Speaking of new construction, on Tuesday, November’s building permits and housing starts reports are set to be released. Economists are forecasting a decline in building permits but a 2.1 percent increase in housing starts. Such a result in housing starts would bring that indicator to its second-highest monthly level since 2007, as home builders have been willing and able to meet buyer demand for new home construction. New home supply remains constrained in certain markets, so an increase would be a positive development for the housing market.
Tuesday will also see the release of November’s industrial production report. Production is set to show 0.8 percent monthly growth, following a 0.8 percent decline in October that was largely due to the General Motors strike and an associated plunge in auto production.
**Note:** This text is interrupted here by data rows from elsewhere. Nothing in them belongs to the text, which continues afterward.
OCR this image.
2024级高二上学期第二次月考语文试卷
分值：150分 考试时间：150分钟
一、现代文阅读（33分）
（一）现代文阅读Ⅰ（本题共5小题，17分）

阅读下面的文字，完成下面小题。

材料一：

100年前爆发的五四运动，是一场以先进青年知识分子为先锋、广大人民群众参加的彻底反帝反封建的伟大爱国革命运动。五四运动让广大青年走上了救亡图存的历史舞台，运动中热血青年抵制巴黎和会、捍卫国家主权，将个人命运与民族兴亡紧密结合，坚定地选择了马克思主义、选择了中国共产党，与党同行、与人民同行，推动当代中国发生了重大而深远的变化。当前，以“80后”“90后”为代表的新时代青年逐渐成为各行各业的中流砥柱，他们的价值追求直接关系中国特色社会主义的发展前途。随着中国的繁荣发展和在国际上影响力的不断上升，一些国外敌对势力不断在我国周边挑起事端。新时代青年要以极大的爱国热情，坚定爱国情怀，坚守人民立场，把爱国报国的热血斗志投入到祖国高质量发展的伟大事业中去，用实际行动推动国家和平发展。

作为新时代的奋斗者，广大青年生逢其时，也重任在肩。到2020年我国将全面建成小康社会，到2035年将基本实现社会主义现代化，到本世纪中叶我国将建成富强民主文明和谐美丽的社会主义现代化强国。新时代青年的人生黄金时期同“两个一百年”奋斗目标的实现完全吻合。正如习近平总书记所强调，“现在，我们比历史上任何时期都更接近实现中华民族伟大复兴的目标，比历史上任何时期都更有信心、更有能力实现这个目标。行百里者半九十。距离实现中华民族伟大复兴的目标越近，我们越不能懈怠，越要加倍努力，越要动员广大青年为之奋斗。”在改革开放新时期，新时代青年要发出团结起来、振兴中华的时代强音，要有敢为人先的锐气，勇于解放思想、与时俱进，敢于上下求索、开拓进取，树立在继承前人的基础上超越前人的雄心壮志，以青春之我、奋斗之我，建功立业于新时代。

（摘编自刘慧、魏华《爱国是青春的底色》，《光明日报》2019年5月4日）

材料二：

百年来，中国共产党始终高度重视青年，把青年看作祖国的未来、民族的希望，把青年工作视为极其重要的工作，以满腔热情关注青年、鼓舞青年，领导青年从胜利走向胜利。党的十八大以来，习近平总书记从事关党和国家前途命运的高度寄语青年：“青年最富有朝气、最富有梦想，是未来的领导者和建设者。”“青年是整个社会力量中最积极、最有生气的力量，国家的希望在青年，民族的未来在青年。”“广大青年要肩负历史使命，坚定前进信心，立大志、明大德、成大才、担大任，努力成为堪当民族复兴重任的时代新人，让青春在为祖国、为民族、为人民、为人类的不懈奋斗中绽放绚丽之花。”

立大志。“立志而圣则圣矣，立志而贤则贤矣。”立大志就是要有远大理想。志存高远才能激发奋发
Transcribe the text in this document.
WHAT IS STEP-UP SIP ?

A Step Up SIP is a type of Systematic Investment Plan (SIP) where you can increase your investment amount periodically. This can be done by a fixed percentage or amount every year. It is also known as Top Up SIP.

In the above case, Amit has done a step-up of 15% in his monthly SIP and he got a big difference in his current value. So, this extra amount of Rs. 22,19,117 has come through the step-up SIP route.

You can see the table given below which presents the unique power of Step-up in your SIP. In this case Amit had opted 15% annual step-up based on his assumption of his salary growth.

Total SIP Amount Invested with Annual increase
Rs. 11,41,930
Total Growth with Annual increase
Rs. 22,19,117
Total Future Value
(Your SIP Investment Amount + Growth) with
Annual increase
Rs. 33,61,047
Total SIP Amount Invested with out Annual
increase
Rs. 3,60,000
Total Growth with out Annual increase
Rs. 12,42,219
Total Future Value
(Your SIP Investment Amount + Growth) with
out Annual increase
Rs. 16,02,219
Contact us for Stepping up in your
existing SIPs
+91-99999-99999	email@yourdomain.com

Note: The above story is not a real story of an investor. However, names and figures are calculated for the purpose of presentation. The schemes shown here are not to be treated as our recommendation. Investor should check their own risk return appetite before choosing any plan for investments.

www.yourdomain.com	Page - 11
Manufacturing output is also expected to bounce back from the October slowdown, with 0.8 percent growth expected. As we finish out the year, a rebound following the slowdown in September and October would help calm concerns over a broader extended decline in industrial production. Despite November’s anticipated rebound, slowing global demand is likely to put a damper on industrial production to start off 2020.
On Thursday, we’ll get a direct look at home buyer demand, with the release of November’s existing home sales report. Sales of existing homes are expected to decline from 5.46 million in October to 5.45 million in November. But even so, a decline would still represent 9 percent growth on a year-over-year basis. This result would mark the fifth straight month of year-over-year improvements in existing home sales, indicating the slowdown we saw at the end of 2018 is well behind us. Housing growth has been a bright spot in the ongoing expansion. Continued strength here would bode well for overall economic growth for the quarter.
Friday will see the release of November’s personal income and personal spending reports. Economists expect personal income to increase by 0.3 percent during the month, while spending is set to increase by 0.4 percent. The forecast for growth is encouraging, given October’s report showing income remaining surprisingly flat for the month. Spending has been strong this year; if the estimates are accurate, November’s report will mark the ninth straight month of spending growth. As long as personal income and spending numbers continue to be healthy, overall economic growth should remain positive even if its pace has slowed a bit.
Finally, we’ll finish the week with Friday’s release of the second and final reading of the University of Michigan consumer confidence survey for December. The index is expected to remain unchanged from the month’s first estimate. The preliminary estimate of 99.2 was higher than the initial forecast of 97, as a better-than-expected November jobs report and equity markets near all-time highs continue to support consumer confidence. If the index remains unchanged, this would mark the fourth straight month of increasing consumer sentiment, following a surprising fall to a two-year low in August. Consumer confidence supports additional spending growth, so an improvement in December would be quite welcome.
That’s it for this week—thanks for reading!